Location
- 2651 Chinook Winds Drive SW Airdrie, Alberta Canada
- Coordinates: 51°16′7″N 114°1′50″W﻿ / ﻿51.26861°N 114.03056°W

District information
- Superintendent: Greg Luterbach
- Chair of the board: Fiona Gilbert
- Schools: 51

Students and staff
- Students: 25,000

Other information
- Elected trustees: Shali Baziuk, ward 1; Shelley Kinley, ward 2; Melyssa Bowen, ward 3; Todd Brand, ward 3; Fred Burley, ward 3; Norma Lang, ward 4; Judi Hunter, ward 5; Fiona Gilbert, ward 6;
- Website: www.rockyview.ab.ca

= Rocky View Schools =

School district in Alberta, Canada

Rocky View School Division No. 41 or Rocky View Schools (RVS) is the public school authority that serves students to the west, north and east of the City of Calgary in the province of Alberta.

The original board's name was called Calgary Rural Schools Division #41, then eventually changed to Rocky View Schools.

==Size==
RVS serves approximately 25,000 students with educational services from Kindergarten to Grade 12. The district operates 51 schools in its jurisdiction.

== Schools ==
=== Manachaban Middle School ===

Manachaban Middle School is a school located in the town of Cochrane, Alberta under Rocky View School Division No. 41.

Manachaban School was built in 1972, and was named after Manachaban Hill (Also known as "The Big Hill"). The name Manachaban Hill meaning where the first nations people went for bows and arrows. In this way, the name of the school reflects both the early history of the Cochrane Area, and also the earlier history of the area's original inhabitants.

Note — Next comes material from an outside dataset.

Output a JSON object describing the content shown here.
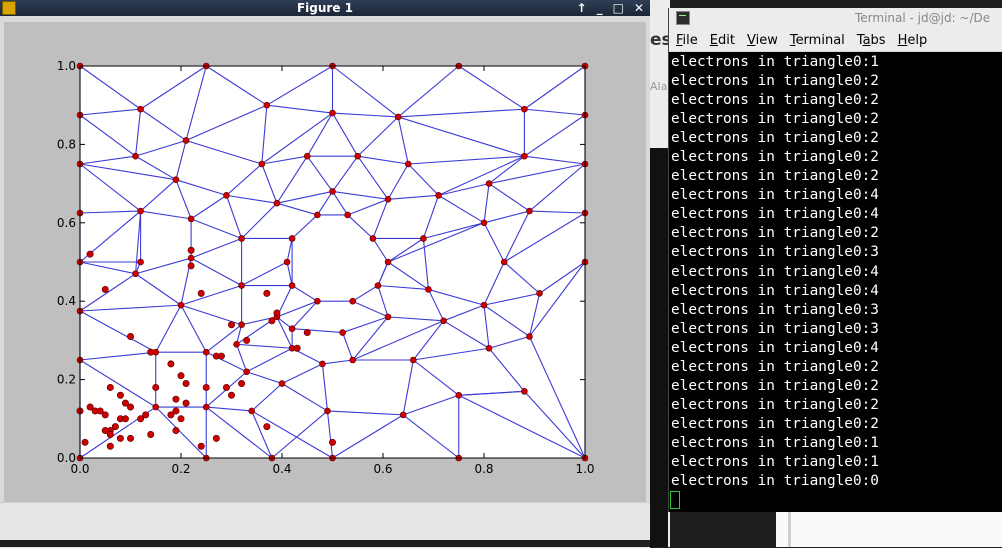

Manachaban School offers education from grades 5–8, including a French immersion program available for all grades. It shares a field with the Cochrane High School, meaning the school has full access to the football field, a dual track, and a basketball court. It is a part of Rocky View School Division No. 41

The school houses over 551 students and 39 staff including Building Maintenance workers.

The school is a part of the Alberta Schools Athletic Association. It holds membership in the Rocky View Sports Association, where student's have the opportunity to participate in numerous sports starting at grade 6. Manachaban's team name is The Warriors and their jersey/team colours are red, white, and black.

Some of the sports the school offers include:
- Badminton
- Basketball - Jr. A Girls
- Basketball - Jr. A Boys
- Basketball - Jr. B
- Volleyball - Jr. A Girls
- Volleyball - Jr. A Boys
- Volleyball - Jr. B
- Track & Field
- Gr. 6 Sports

=== Cochrane High School (CHS) ===
Cochrane High School is a High School located in the town of Cochrane, Alberta under the Rocky View School Division. CHS was built in 1962.

CHS offers education from grades 9-12, with a French Immersion program available for all of its serviced grades.

For more info, see Cochrane High School

==Governance==
RVS is the fifth-largest school board in Alberta, and operates independently of its neighbouring Calgary school boards; Calgary Board of Education and the Calgary Catholic School District, but still operates under the direct authority of the provincial government of Alberta. The board consists of eight members who are elected every four years during municipal elections to represent seven urban and rural wards.

==Special programs==
RVS offers a variety of special programming to its students, such as French Immersion, Christian Education, Home Education, Distance Learning (Online Learning), Outreach Campuses, and a Summer School program. The district board also recognizes students and their families with First Nations, Metis, and Inuit heritage by providing support services and programs through Native Liaison Workers.